Forgiveness in Poetry: David Interviews Robin Gow

 

David Siew Hii, Shenandoah’s associate poetry editor, interviews poets! To showcase their voices, the questions in the interview were removed, leaving behind only the voice of the writer. In this interview, Robin Gow talks about the ways poetry differs from other art forms and allows more space for contradiction. Read Robin’s poem “Yard Sale” here.

 

Can you hear me? Ok.

 

I live in Allentown, like an hour and a half from Philadelphia.

 

I lived in Queens for a little bit and that was overwhelming just because everything exists, and it’s very busy and expensive.

 

Sure. I work at an LGBT center. I train people on how to not be terrible to trans people.

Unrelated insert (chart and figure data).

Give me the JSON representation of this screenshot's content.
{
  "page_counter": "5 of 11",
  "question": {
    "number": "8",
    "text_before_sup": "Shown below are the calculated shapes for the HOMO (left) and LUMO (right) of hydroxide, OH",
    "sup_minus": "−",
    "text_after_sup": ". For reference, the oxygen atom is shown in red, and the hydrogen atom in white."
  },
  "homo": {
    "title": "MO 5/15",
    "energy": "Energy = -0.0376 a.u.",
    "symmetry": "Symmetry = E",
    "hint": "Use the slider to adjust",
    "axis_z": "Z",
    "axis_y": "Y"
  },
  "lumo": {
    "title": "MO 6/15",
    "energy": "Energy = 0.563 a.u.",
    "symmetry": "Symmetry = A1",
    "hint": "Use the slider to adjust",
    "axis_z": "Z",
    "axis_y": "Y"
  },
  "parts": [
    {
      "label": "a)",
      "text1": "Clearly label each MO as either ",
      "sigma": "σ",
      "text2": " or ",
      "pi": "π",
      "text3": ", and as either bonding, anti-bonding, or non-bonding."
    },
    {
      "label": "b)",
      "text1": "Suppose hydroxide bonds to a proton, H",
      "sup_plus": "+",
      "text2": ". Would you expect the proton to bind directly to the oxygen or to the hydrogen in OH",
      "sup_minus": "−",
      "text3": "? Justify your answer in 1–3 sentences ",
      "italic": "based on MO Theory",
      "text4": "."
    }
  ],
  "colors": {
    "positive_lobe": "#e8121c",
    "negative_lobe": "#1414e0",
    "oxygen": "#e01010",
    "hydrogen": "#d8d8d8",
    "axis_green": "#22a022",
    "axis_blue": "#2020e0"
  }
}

Which is great but also sometimes tiring.

 

A lot of my poetry is informed by Pennsylvania. My next collection that I have coming out is about lantern flies, which, they’re invasive to Pennsylvania. A real ecological problem that’s happening.

 

I think sometimes writing a poem is less about forcing something and more like peeling away the things that you want to do to it. When that happens, I always feel like it’s a good poem.

 

Like when I’m happy with the poem, it’s released and not something forced.

 

I’m a very messy poet in the sense that I usually draft very quickly. I get ready for poems, collect my page of notebook paper for observations and thoughts throughout the day. And also while I’m reading other books. So, I have seeds.

 

Then, when I have time to write poetry—I usually write in the morning—I’ll pluck one of the seeds and write it.

 

“Yard Sale” is actually from that collection that I was talking about featuring lantern flies. Wait, maybe it’s not. I wrote two very adjacent collections that blended together to make a book.

 

One was about weeds, and one was about lantern flies, and they do kind of overlap because of shared ideas about what is invasive as well as relationships—what it means to belong in a space.

 

 

It started as just one stanza.

 

I usually view a stanza break as a place where you leap from one idea to another. Or it’s like a turn. And I felt this poem starting outward with the laying of the yard sale out then turning towards an inward yard sale.

 

It turns from those material things to moving towards ideas of self within a family or self within gender.

 

I will say if I’m being honest that I really enjoy a two-stanza poem because I think that it can kind of give space to tease out two ideas.

 

My intro to poetry has always been spoken word.

 

My brain usually just sees a line break a little bit differently, almost like an accelerator and less often like a pause. So, there’s always tension for me in what the line break means. Because I think it means something different to different readers depending on what people bring with them into a poem.

 

I think that sometimes poets have a subject that they continue to write about.

 

And for me that that’s usually gender. Um. I think it’s just interesting how you can’t really control, always, what a poem wants to give you, even if you’re approaching a different subject.

 

Favorite part about being a poet? I think poetry is one of the most forgiving art forms. And I really like that. It permits you a lot of space.

 

It feels so welcoming to discovery in a way that other forms don’t.

 

In a world where a lot of times my disabilities might have been bad, I think that oftentimes things that happen in my brain are actually generative and create more space for exploring an idea.

 

And there’s the general permission to not have to be cohesive when the world always asks us to be cohesive all the time and it’s so exhausting.

 

Yeah, poetry feels like a place where you can hold contradictions more than I think other art forms.

 

For further reading, Robin recommends:

Fifteen Dogs by André Alexis

bestiary by Donika Kelly

feeld by Jos Charles

any text by CA Conrad


Robin Gow (they/fae/it pronouns) is a trans poet and witch author from rural Pennsylvania. Fae is the author of several poetry books, an essay collection, YA, and middle-grade novels in verse, including A Million Quiet Revolutions (FSG Books for Young Readers, 2022).